The first time I saw a computer – an Apple ][+ in my elementary school’s library.
The first time I made the turtle move in Logo.
The day the guidance counselor nervously asked my mother, “Do you know how many floppy disks your son has?”
The first time they kicked me out of the local library for cheering too loudly while playing Karateka on their Apple //e.
The excitement of the day we brought home my first computer, an Apple //c.
The time I cut the end off of a phone cable, stuffed the wires into the serial port, wrote a simple program to parrot-back canned dialog, and used the whole setup to trick a friend into thinking I was pulling a real-life “Wargames”.

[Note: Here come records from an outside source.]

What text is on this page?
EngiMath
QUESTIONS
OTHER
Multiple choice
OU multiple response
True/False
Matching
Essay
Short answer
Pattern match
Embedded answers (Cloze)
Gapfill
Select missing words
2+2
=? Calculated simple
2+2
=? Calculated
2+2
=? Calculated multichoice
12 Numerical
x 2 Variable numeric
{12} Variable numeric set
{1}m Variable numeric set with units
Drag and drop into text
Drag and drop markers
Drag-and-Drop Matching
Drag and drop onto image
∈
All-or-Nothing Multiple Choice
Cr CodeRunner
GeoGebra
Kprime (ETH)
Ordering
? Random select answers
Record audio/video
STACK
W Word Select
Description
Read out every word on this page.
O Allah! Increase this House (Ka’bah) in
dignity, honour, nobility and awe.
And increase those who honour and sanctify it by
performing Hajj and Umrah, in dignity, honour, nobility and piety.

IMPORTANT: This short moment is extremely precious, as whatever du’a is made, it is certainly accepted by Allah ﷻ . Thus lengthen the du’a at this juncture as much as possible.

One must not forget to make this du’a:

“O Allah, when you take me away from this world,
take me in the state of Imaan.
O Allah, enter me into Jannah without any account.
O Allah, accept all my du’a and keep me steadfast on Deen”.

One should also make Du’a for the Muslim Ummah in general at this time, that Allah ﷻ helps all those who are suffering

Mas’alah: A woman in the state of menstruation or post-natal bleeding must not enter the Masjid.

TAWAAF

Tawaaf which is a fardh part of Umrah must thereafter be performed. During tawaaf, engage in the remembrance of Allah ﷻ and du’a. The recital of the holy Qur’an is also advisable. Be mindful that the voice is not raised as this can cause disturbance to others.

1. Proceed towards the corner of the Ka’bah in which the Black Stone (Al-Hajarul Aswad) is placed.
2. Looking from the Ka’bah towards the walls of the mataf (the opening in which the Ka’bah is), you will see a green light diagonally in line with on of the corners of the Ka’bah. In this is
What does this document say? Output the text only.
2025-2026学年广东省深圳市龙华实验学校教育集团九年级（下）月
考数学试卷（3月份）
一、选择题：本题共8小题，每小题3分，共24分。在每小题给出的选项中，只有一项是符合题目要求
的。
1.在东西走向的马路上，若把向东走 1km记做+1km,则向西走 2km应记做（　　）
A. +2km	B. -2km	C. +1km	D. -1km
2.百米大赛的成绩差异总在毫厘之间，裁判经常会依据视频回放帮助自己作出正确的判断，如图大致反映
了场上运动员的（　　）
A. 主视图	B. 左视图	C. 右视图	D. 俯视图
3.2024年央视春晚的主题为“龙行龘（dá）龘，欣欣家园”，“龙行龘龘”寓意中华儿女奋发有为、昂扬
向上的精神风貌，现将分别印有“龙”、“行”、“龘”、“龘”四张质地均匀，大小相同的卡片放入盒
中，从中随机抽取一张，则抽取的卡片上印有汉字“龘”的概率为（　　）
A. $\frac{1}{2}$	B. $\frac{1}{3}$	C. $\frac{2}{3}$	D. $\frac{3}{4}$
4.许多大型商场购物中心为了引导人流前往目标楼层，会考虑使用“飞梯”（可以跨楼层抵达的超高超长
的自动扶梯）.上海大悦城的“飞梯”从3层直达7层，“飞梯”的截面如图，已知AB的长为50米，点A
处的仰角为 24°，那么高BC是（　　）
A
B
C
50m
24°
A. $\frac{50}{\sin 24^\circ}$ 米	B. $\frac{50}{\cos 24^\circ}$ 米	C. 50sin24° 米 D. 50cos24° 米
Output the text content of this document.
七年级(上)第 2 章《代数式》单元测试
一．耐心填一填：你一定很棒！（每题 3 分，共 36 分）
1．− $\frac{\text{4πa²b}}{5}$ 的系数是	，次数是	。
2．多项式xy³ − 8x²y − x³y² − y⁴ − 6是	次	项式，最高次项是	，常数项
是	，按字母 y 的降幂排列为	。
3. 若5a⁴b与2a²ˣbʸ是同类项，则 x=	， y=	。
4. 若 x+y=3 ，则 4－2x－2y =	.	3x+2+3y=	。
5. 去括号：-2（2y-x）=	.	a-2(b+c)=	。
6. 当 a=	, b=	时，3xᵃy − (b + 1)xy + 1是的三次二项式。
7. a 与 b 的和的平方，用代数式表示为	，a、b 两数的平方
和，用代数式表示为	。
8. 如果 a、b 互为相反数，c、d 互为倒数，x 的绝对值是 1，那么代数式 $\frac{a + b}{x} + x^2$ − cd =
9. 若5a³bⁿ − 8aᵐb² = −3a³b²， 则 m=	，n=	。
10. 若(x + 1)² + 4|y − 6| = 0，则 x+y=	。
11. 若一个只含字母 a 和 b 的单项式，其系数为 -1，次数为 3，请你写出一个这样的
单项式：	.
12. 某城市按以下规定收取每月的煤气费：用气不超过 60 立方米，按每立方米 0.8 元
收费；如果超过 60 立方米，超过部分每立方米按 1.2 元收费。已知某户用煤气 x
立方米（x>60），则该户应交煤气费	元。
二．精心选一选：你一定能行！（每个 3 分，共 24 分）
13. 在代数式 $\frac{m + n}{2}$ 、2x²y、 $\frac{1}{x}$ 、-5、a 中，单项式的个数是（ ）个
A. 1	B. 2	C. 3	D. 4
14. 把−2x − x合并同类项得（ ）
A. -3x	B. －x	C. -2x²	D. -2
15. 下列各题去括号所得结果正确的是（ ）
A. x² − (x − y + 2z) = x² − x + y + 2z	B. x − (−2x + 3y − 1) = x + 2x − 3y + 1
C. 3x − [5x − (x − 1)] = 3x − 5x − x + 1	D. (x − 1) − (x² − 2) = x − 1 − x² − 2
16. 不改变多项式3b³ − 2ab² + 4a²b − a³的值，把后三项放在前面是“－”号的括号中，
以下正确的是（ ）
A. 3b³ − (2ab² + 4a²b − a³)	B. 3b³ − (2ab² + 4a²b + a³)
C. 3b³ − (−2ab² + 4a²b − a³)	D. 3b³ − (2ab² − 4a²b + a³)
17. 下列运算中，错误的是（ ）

The hours spent exploring local BBSs with my 1200 baud modem. The excitement of downloading illicit software, 140KB at a time.
The day my parents bought me an Apple IIGS for Christmas. (Later, my attempts to mask my disappointment at realizing they had neglected to also purchase an Apple 3.5" drive, thus relegating said computer to the role of a slightly-faster Apple //c.)
The many years of tinkering, exploration, and happiness that computer ultimately gave me.
On this sad day my spirits are somewhat lifted by the realization that I can trace much of my life’s trajectory back to these early experiences. I am the person I am today in no small part due to Steve’s work. And I am profoundly grateful.
Oh, and that first computer? I’ve still got it. I think that says it all.
Now, if you’ll excuse me, I’m going to go fire up Karateka.